Many Happy Returns

Az, the great city thereof, had been sliced, diced, mashed and minced by an evil despot far away who kept throwing winged stones to break the wind turbines and diverse energy infrastructure. Everywhere was in cold and dark when Constance and the Sphinx arrived. The people of Az were miserable cold and dark, but strong in strength.

Angry Bird Missiles sent to deplete the energy infrastructure.

Constance must fall into the arms of Vivainne and make sobbing emotions all over the place most happily.

The Sphinx was saying, How you doin’ my love, to Sheba, is my Tail still the most perfect? Does it outshine the sun? Does it move like the waves of the ocean? It will have to do, said Sheba, I am pleased you are with me once more.

Sitting. The Sphinx in classic pose, they discuss the badness by candlelight.

We must quest forth to undo this despot of the flying stones, if only we had a Burning Spear, the Mark 7 model has improved reliability I hear. Without it, we must tackle said despot by sword or spear thrust. Or paw crush, interjected the Sphinx, yes or that. But if we use paw crush, his people, who are now innocent of his doings, will raise him high and demand a venge. Wars will come then if we use paw crush.

So then if not paw crush or sword slash, maybe dissolve by chance in accidental accident? That is a possible but a difficult as he well protect. Reveal the truth, war of words, propaganda, improper ganda, politics? Hm, maybe, but it has been tried and is tired.

Can we use long distance sarcasm? if only.

Could we wiggle an accusatory finger at him from afar? put a spanner in his works, disorganize his desk, put a fly in his ointment, a sour taste in his mouth or a cold draught in the ear, a stiff knee, a pain in the neck. We could send him a letter that makes no sense, then send him another telling him to ignore the last letter. We could hide his pajama bottoms and put a damp patch on his ceiling. We could run around his garden at night and leave footprints in the butter. We could let down his tyres, put jam on the bannisters and take the crunch from his cereal, burn his toast.

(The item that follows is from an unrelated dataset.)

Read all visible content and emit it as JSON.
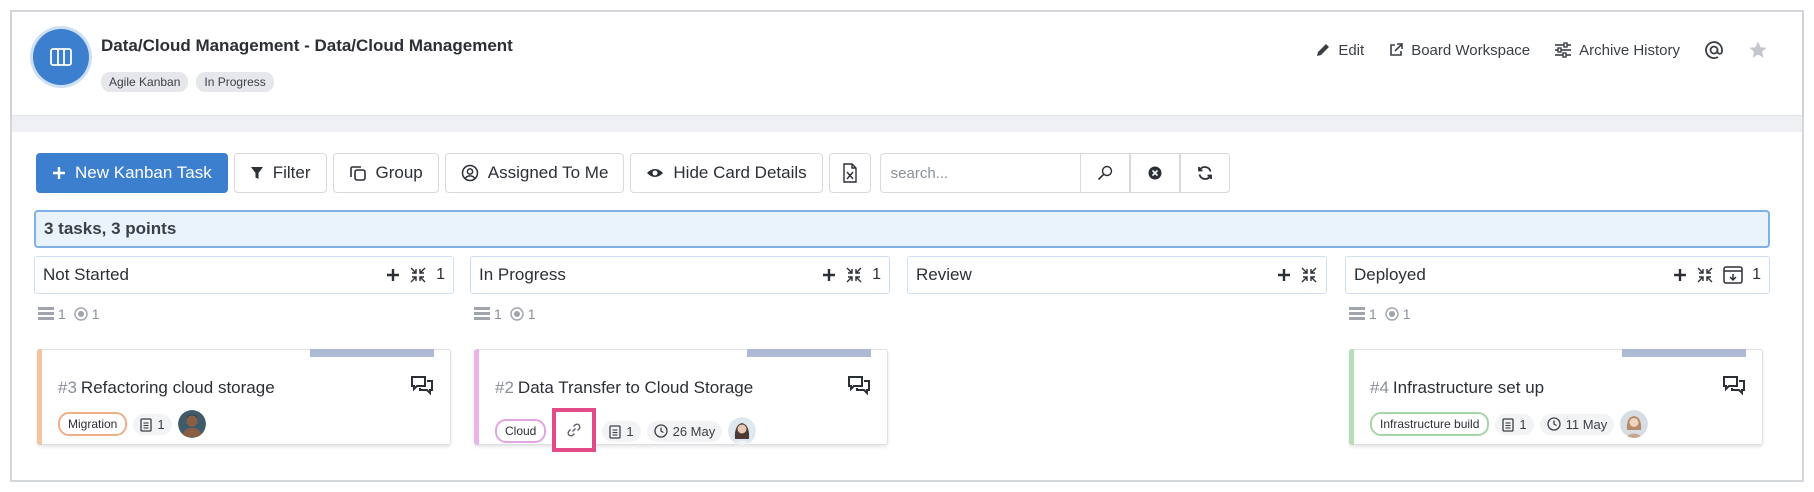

We could hide of his toothbrush and pour sand in his socks when he sleeps, we could unscramble his eggs and, and ..

Soft now, all these options have great merit, but will not, in and of, rid the world of said despot. We need a decisive, yet simple action to prevent further bads.

There is always a ways to fashion the coming about of actions but it is not sometimes available to your face. I heard a story once, but that’s another story.

This is an early map indicator for the square world. It has had some damage, namely a strip torn from the piece which has been lost. There is also a faint impression of the name La Fee Melusine, a serpentine fairy often connected with Typhon. It is not clear how or why this has happened, although in the tale of the Sphinx in the Underworld, the Sphinx does visit Typhon.

No then, instead, we shall scour the four corners of the earth, North, South, Best and Worst, because it is square, for the solution. In the mean, Sheba must all her efforts to the unravel of Confusion Power to make the weaponization of power redundant. The Sphinx must visit the underworld to chat with the immortals and glean their wisdom regarding this tiny despot. Constance and I will gather the great, the good and the indifferent but willing for armament against him and his rocks. I hear there is a weapon, the Get Off Me missile system, which is of great protection to clear the skies of marauding winged stones.

What does this missile do? Well, when it senses a bullying object coming close, it flies up into the stratosphere and says No, I’m not going to take it any more, just stop it or I will tell. Oh. So this was decided upon.

Is the world really square? No, it is an oblate spheroid. Oh, then how shall we quarter it? Using common sense. Do you have any? A little, why? I seem to have lost mine.